Rneasy Mini Kit (Qiagen) RNA extraction was performed as the manufacture's protocol. 4 μl 5 × AMV buffer, 4 μl 10 mM dNTP, 10 μl RNA, 1 μl 50 pmol/L anti-sense genome specific primers (Pan/S-, L3, NK61, P222, Pan/205, and Dnn-, respectively; Table 1), 1 μl AMV (TaKaRa) mix was incubated at 42°C for 1 h and then on ice for 3 min. After completion of the reverse transcript (RT) reaction, six overlapping PCR fragments covering the viral genome were amplified from each sample by using specific primer sets (set 1, S+ and Pan/S-; set 2, Pan/I+ and L3; set 3, Pan/204 and NK61; set 4, P211 and P222; set 5, Pan/201 and Pan/205; set 6, D3+ and Dnn-; Table 1) with LA Taq DNA polymerase (TaKaRa). The target PCR products were cleaned up using Wizard^® Gel and PCR Clean-Up System (Promega) and cloned into pGEM^®-T Vector (Promega). Cycle sequencing reaction were performed with fluorescent BigDye chain terminators (Applied Biosystems), followed by resolution on an ABI Prism 310 genetic analyzer (Applied Biosystems).

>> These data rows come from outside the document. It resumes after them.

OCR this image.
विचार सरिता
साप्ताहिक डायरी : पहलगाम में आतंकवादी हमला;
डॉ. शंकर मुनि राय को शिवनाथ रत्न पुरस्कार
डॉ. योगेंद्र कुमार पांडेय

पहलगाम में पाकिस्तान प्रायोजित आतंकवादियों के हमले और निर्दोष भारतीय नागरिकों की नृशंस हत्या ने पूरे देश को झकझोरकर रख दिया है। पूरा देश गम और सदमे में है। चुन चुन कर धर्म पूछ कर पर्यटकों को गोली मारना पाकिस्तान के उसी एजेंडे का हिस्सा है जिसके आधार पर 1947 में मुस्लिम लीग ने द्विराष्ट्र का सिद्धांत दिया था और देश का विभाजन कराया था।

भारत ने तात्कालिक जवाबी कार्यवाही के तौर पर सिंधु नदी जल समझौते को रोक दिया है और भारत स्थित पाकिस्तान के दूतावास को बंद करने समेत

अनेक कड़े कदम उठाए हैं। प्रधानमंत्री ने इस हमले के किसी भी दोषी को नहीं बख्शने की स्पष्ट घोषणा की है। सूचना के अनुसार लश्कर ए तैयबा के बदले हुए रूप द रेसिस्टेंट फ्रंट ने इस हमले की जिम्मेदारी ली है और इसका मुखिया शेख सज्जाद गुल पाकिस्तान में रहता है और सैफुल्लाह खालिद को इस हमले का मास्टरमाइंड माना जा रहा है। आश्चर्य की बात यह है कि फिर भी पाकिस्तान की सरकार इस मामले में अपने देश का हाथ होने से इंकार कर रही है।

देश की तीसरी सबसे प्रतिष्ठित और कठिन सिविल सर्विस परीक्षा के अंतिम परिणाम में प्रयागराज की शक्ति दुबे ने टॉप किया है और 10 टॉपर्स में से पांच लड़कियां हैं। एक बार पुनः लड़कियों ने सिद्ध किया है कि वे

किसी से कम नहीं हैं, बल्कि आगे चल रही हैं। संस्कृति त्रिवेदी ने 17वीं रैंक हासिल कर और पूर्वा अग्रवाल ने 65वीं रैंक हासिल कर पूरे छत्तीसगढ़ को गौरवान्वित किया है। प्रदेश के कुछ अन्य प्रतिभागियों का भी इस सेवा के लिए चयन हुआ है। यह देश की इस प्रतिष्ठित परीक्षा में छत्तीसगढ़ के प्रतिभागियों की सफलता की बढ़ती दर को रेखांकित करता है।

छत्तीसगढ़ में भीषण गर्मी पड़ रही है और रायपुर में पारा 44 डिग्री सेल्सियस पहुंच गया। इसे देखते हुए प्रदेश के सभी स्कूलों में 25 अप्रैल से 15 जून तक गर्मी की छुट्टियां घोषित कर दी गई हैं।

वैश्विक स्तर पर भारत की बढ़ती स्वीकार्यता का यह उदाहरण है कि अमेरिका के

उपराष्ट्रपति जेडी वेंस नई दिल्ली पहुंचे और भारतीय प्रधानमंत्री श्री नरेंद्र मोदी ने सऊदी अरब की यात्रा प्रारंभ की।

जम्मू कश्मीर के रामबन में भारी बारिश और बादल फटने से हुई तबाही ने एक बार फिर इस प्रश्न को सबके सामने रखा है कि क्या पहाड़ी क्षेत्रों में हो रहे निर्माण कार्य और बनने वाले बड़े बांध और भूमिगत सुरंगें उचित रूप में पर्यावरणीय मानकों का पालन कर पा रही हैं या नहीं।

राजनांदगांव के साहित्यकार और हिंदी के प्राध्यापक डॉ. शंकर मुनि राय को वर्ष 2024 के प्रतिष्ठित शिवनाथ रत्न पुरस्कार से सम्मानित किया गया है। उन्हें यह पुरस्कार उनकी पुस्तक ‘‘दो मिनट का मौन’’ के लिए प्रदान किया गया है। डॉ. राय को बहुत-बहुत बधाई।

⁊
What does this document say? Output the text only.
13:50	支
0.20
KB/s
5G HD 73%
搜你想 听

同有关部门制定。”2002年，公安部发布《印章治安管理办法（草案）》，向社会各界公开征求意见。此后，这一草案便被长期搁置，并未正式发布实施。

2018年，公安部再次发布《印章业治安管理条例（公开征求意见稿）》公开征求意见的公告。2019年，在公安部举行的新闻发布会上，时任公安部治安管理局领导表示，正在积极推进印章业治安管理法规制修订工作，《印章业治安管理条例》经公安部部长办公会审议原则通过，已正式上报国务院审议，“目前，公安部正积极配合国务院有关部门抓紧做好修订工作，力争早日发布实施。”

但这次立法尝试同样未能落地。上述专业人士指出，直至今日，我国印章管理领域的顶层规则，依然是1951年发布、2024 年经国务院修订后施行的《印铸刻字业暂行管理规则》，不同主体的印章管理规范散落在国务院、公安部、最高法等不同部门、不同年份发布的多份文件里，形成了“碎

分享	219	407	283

The complete genetic sequences were assembled using SeqMan (DNAStar). Multiple sequence alignment was analyzed using MegAlign (DNAStar) to construct a phylogenetic tree. MegAlign was also used for the genomic analysis of nucleotide mutations in 5'-UTR and 3'-UTR, and amino acid substitutions in leader (L) protein, structural proteins and non-structural proteins. The atomic coordinates of FMDV crystallized for O₁BFS [48‐51] were used to model the conformations, and the structures of FMDV O/Tibet/CHA/1/99 and O/Fujian/CHA/5/99 strains were optimized by placing substituted amino acids which exist in the external surface of capsid, in their standard conformations.